Review: All Against All (2019)

All Against All (2019)

Directed by: Luuk Bouwman | 104 minutes | documentary

Wasn’t fascism in the Netherlands a German invasion that started in May 1940 and ended in May 1945? A comforting thought: good people dominated by evil people, and then liberated by other good people. A war psychosis from which you can awaken. Anyone who sees the first images of the documentary ‘All against all’ would say the opposite: am I sitting here watching a mass gathering in Nuremberg? No, it’s Lunteren.

“This is not fiction”, Luuk Bouwman tells the viewer. Smart too, says the documentary maker Polish guest workers who reside in a holiday park next to the fascist monument in Lunteren (the ‘Mussert Wall’). “Would the Dutch be okay with us occupying an entire park?” says one of the Polish youths while rolling a cigarette.

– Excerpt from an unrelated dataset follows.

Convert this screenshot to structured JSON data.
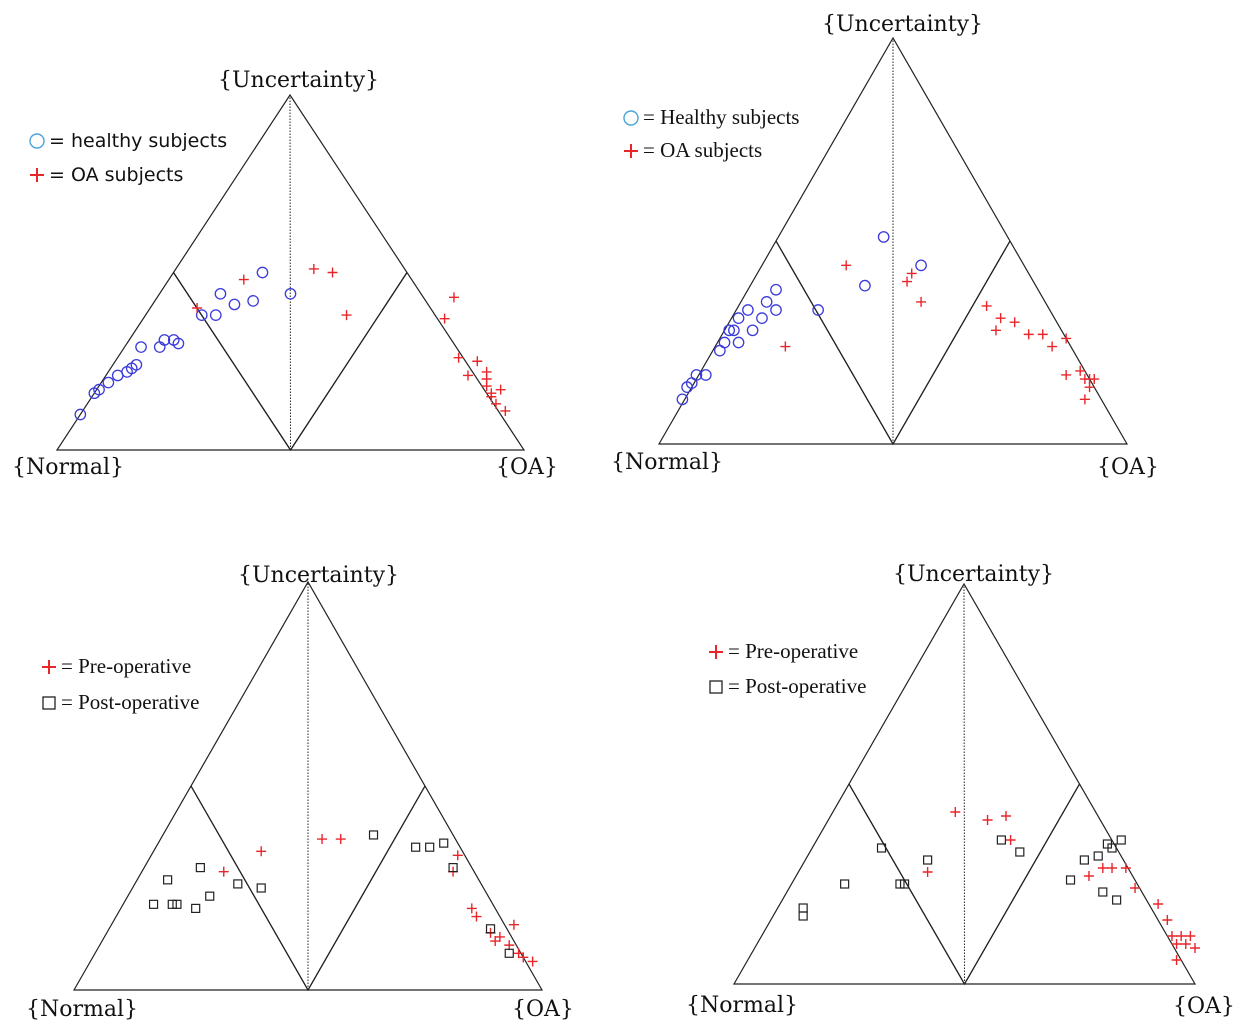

Bouwman’s apparent aim is to show what moved the fascists who paved the way for the Nazis (including the NSB), and to establish a link with the present. Subtly, that is – see the intriguing example of the Poles, but a message such as ‘The Netherlands for the Dutch’ cannot seem strange to followers of The Hague’s politics in 2020, not even the younger ones.

The documentary looks like a thoroughly made teaching product for secondary schools; a somewhat long-winded film for seniors – food for discussion afterwards, led by a history or social studies teacher. Afterwards everyone says to each other: “I did not know that there were also Dutch people who adhered to fascism, hopefully this will never happen again.”

Well, almost everyone: there is probably also a silent minority in today’s school classes, who can easily become a silent majority under pressure. Just like then. ‘The rancorous poison’ has the characteristics of a virus, this aptly titled documentary teaches.